Spielerisch zum idealen Büro

Modelle erleben dank 3D-Druckern und «Rapid Prototyping» ihre Renaissance. In Kombination mit «Design Thinking» entsteht eine innovative Methode Bürolösungen mit Spass und System erfolgreich zu planen.

Haben sich Entscheidungsträger erstmal dazu entschlossen, ihre Arbeitsweise und somit auch ihre Bürogestaltung zu überdenken, stellt sich die Frage der Vorgehensweise. Insbesondere KMUs, die nicht über eine Abteilung mit Bürospezialisten verfügen, sind auf einen einfach verständlichen und zielführenden Planungsprozess angewiesen. Gerade hierfür bieten «Design Thinking» und «Rapid Prototyping» Werkzeuge, um in interdisziplinären Projektteams Schritt für Schritt die beste Lösung zu realisieren. Diese Methoden sind nicht neu – der adaptierte Einsatz in der Büroplanung hingegen schon. 

Gemeinsames Verständnis schaffen 
Eine Herausforderung auf dem Weg zum starken Büro besteht im gegenseitigen Verständnis bezüglich der zukünftigen Arbeitsweise. «Die Finanzchefin sieht das ideale Büro anders als beispielsweise der Personalverantwortliche oder der Sachbearbeiter.
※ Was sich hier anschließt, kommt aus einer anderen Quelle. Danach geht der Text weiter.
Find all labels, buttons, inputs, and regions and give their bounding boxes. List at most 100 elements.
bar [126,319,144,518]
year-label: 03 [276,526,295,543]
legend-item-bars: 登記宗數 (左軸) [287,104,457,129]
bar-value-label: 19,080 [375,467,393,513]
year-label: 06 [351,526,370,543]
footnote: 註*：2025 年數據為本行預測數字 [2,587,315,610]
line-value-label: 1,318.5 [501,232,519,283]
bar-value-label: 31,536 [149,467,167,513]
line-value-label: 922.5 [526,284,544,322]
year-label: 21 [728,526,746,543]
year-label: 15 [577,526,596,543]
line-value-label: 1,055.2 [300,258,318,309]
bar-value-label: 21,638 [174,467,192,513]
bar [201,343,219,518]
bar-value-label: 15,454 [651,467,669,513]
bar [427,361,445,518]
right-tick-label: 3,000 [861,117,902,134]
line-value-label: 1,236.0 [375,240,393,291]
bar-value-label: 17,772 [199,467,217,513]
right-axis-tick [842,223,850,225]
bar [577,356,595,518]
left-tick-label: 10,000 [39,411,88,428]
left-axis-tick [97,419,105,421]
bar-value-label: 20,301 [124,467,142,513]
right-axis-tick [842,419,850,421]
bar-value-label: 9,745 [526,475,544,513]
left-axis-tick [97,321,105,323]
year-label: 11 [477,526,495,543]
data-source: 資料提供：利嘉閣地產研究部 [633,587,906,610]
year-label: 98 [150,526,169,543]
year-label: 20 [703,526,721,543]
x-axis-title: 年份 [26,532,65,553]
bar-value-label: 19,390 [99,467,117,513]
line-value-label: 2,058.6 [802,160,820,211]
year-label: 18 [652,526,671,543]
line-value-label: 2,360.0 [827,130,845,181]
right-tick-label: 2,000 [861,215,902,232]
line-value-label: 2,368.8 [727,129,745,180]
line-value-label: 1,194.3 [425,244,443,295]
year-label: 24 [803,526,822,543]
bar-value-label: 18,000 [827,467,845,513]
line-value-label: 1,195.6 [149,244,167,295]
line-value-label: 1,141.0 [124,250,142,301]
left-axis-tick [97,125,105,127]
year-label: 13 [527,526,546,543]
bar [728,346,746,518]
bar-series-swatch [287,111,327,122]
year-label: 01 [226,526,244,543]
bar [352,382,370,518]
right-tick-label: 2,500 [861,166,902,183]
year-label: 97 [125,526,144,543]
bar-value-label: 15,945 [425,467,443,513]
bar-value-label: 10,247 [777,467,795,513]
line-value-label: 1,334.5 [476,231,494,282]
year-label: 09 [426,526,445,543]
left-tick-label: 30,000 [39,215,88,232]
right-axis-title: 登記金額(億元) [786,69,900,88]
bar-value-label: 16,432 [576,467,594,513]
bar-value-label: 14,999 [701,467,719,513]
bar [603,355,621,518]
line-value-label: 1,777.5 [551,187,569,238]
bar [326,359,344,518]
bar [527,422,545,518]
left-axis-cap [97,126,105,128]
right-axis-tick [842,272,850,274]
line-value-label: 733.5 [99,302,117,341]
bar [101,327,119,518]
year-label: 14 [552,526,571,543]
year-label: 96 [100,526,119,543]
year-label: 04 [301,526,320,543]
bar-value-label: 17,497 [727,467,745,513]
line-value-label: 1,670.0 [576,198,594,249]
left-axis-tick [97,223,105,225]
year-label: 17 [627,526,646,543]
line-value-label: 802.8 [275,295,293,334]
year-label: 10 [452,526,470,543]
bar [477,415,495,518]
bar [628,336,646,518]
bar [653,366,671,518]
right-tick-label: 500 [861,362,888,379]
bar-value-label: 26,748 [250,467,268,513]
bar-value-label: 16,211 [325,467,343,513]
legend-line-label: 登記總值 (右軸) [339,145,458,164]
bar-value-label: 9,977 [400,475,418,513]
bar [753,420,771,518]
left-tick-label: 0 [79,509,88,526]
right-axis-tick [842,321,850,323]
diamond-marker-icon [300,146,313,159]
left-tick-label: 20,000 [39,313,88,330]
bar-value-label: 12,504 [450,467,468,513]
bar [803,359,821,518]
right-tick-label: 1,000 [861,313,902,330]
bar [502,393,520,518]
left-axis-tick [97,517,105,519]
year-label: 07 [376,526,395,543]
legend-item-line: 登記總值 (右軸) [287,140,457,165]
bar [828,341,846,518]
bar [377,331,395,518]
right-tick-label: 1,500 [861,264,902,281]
Architekten und Planer haben ebenfalls eine klare Vorstellung», weiss Markus Basler, Geschäftsführer der Total Office Management AG, aus Erfahrung. Der Schlüssel liege darin, bereits in einer frühen Phase Lösungsansätze greifbar zu machen. «Beim Interpretieren von 2D-Plänen und 3D-Visualisierungen kommt es oft zu Missverständnissen, was zu zusätzlichen Planungsschlaufen führt», ergänzt Markus Basler. «Virtual Reality» biete Unterstützung, jedoch sei die direkte Einflussnahme auf Anpassungen heute noch mit Aufwand verbunden.
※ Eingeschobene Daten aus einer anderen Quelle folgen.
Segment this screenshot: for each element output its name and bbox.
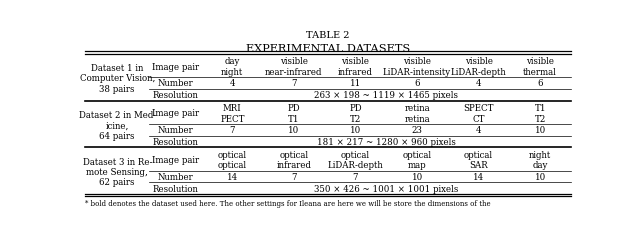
Text: Resolution: Resolution [152, 137, 198, 146]
Text: Number: Number [157, 126, 193, 135]
Text: 4: 4 [476, 126, 481, 135]
Text: 10: 10 [350, 126, 361, 135]
Text: 350 × 426 ~ 1001 × 1001 pixels: 350 × 426 ~ 1001 × 1001 pixels [314, 184, 458, 193]
Text: 14: 14 [473, 172, 484, 181]
Text: 23: 23 [412, 126, 422, 135]
Text: 11: 11 [350, 79, 361, 88]
Text: visible
thermal: visible thermal [524, 57, 557, 76]
Text: 4: 4 [476, 79, 481, 88]
Text: Image pair: Image pair [152, 109, 199, 118]
Text: PD
T2: PD T2 [349, 104, 362, 123]
Text: visible
LiDAR-depth: visible LiDAR-depth [451, 57, 506, 76]
Text: 7: 7 [353, 172, 358, 181]
Text: Dataset 1 in
Computer Vision,
38 pairs: Dataset 1 in Computer Vision, 38 pairs [79, 64, 155, 93]
Text: Resolution: Resolution [152, 91, 198, 100]
Text: MRI
PECT: MRI PECT [220, 104, 244, 123]
Text: 7: 7 [291, 172, 297, 181]
Text: optical
SAR: optical SAR [464, 150, 493, 170]
Text: 6: 6 [538, 79, 543, 88]
Text: optical
optical: optical optical [218, 150, 247, 170]
Text: 7: 7 [230, 126, 235, 135]
Text: T1
T2: T1 T2 [534, 104, 546, 123]
Text: 4: 4 [230, 79, 235, 88]
Text: 263 × 198 ~ 1119 × 1465 pixels: 263 × 198 ~ 1119 × 1465 pixels [314, 91, 458, 100]
Text: Dataset 3 in Re-
mote Sensing,
62 pairs: Dataset 3 in Re- mote Sensing, 62 pairs [83, 157, 152, 187]
Text: Resolution: Resolution [152, 184, 198, 193]
Text: TABLE 2: TABLE 2 [307, 31, 349, 40]
Text: day
night: day night [221, 57, 243, 76]
Text: 6: 6 [414, 79, 420, 88]
Text: SPECT
CT: SPECT CT [463, 104, 494, 123]
Text: 14: 14 [227, 172, 238, 181]
Text: optical
LiDAR-depth: optical LiDAR-depth [328, 150, 383, 170]
Text: optical
infrared: optical infrared [276, 150, 312, 170]
Text: 10: 10 [288, 126, 300, 135]
Text: * bold denotes the dataset used here. The other settings for Ileana are here we : * bold denotes the dataset used here. Th… [85, 200, 491, 207]
Text: 181 × 217 ~ 1280 × 960 pixels: 181 × 217 ~ 1280 × 960 pixels [317, 137, 456, 146]
Text: 10: 10 [412, 172, 422, 181]
Text: Dataset 2 in Med-
icine,
64 pairs: Dataset 2 in Med- icine, 64 pairs [79, 110, 156, 140]
Text: visible
infrared: visible infrared [338, 57, 373, 76]
Text: PD
T1: PD T1 [287, 104, 300, 123]
Text: Image pair: Image pair [152, 62, 199, 71]
Text: 7: 7 [291, 79, 297, 88]
Text: 10: 10 [534, 172, 546, 181]
Text: visible
near-infrared: visible near-infrared [265, 57, 323, 76]
Text: 10: 10 [534, 126, 546, 135]
Text: optical
map: optical map [403, 150, 431, 170]
Text: night
day: night day [529, 150, 552, 170]
Text: Image pair: Image pair [152, 155, 199, 164]
Text: Number: Number [157, 79, 193, 88]
Text: Number: Number [157, 172, 193, 181]
Text: EXPERIMENTAL DATASETS: EXPERIMENTAL DATASETS [246, 43, 410, 53]
Text: visible
LiDAR-intensity: visible LiDAR-intensity [383, 57, 451, 76]
Text: retina
retina: retina retina [404, 104, 430, 123]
In 120 Minuten zum konkreten Prototyp 
Ein alternativer Lösungsweg ist die Workshop-Form mit Modellen. Teilnehmer aus unterschiedlichen Disziplinen erarbeiten spielerisch das gemeinsame Büro aus der Sicht der Nutzer. Nach einer kurzen Einleitung in die allgemeinen Trends, Forschungsergebnisse und Praxiserfahrungen rund um die Arbeitsplatzgestaltung zücken die Teilnehmer ihre Agenda und simulieren Stunde für Stunde einen typischen Arbeitstag. Mit diesem Vorgehen wird den Teilnehmern sofort bewusst, dass ein Arbeitsort nicht ausreicht, um die unterschiedlichen Tätigkeiten optimal auszuführen. 

Selber ein Büro bauen 
In einem nächsten Schritt beschreiben die Beteiligten ihren Lieblingsarbeitsplatz, so dass eine Collage vielfältiger Arbeitsplatzsituationen entsteht. «Über die offene Gesprächskultur in den Workshops erfahren die Teilenehmer viel mehr von den Alltagsproblemen und den Vorstellungen der Nutzer, wie das Büro funktionieren sollte, als in normalen Planungssitzungen», stellt Pietro Tiziani, Geschäftsleiter der Lista Office Vertriebs AG, fest. Nun folgt, was den Teilnehmern am meisten Spass bereitet: Sie bauen mit eigenen Händen ihr ideales Büro für die zukünftige Zusammenarbeit. Anhand von Fotos, Plänen und Modellen erstellen die Teams einen konkreten Prototyp im Massstab 1:20. «Die Teilnehmer verlassen das Atelier mit einer gemeinsamen Vorstellung für ihr Büro mit Zukunft», versichert Pietro Tiziani.